Here we need a solution for the transaction accross User balance and Business balance again. We could make the “balance” a ref again, or we could make the “users” and “businesses” maps a ref instead of an atom, etc.

But here too, I think quickly you figure out why not have a state map:

(def datastore
  (atom
    {:users
      {:user1
        {:email "user@user.com"
         :phone [111 222 3333]
         :balance 200}}
     :businesses
      {:business1
        {:balance 3450}}}))

Now I think there could be a performance argument. If you’re modifying this atom a lot, there’ll be a lot of contention, so maybe a design as one of the ones we had before, where the state was broken down into more vars or had some inner atoms or refs could improve performance. That said it gets tricky, refs incur more performance cost than atoms for example, so it’s hard to say which will perform best for your usage patterns.

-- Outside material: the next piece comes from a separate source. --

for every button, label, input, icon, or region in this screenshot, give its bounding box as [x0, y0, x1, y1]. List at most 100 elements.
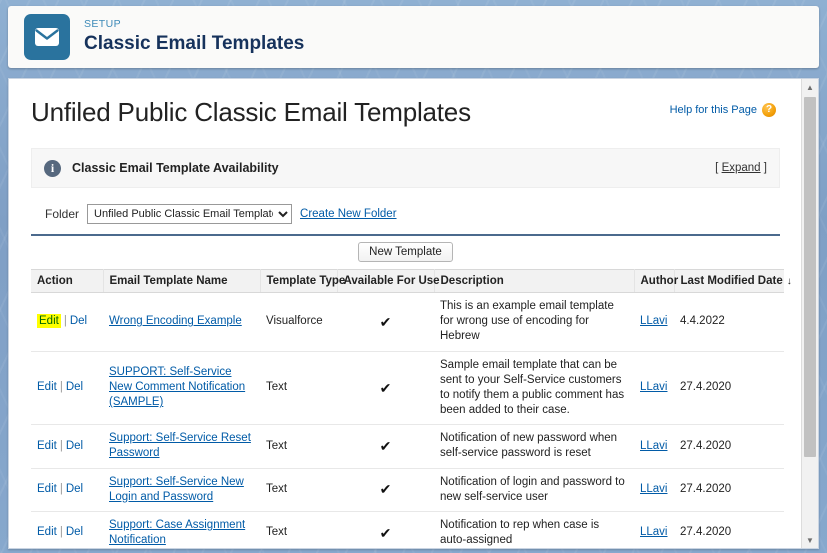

Others have already said much the same in more detail and quite eloquently, so here’s a brief summary of my own experience. I was excited by and used STM when I was first transitioning to Clojure from Java with scattered mutable state. But as I learned better how to idiomatically use the powers of swap! combined with update and threading macros I realized I did not need it, that I was better off organizing all my state into a single atom.

It’s potentially useful where you need multiple mutable states which are related but not always updated together, and you want an optimistic locking protocol.

For example, a job scheduler might have a some data structures representing a job record, with its attendant job state (executing, pending, etc) and other bits, and then might have another set of data structure representing workers that execute jobs, worker state (e.g. health monitoring), jobs dispatched to them, and so on.

Dispatching a job to a worker means you might want to change job state and worker state in a logical transaction, and the STM will do this nicely as an alternative to a pessimistic locking model and a lock hierarchy.

A single atom might not be ideal because if there can be frequent changes to job state and worker state that are independent of the job/worker relationship.

Anyway, just an example. There are multiple ways to design these problems, but I have used the STM for a problem similar to the one I outlined (though that’s probably the only time I’ve used Clojure STM). There are also performance considerations of optimistic vs pessimistic locking which will affect design too.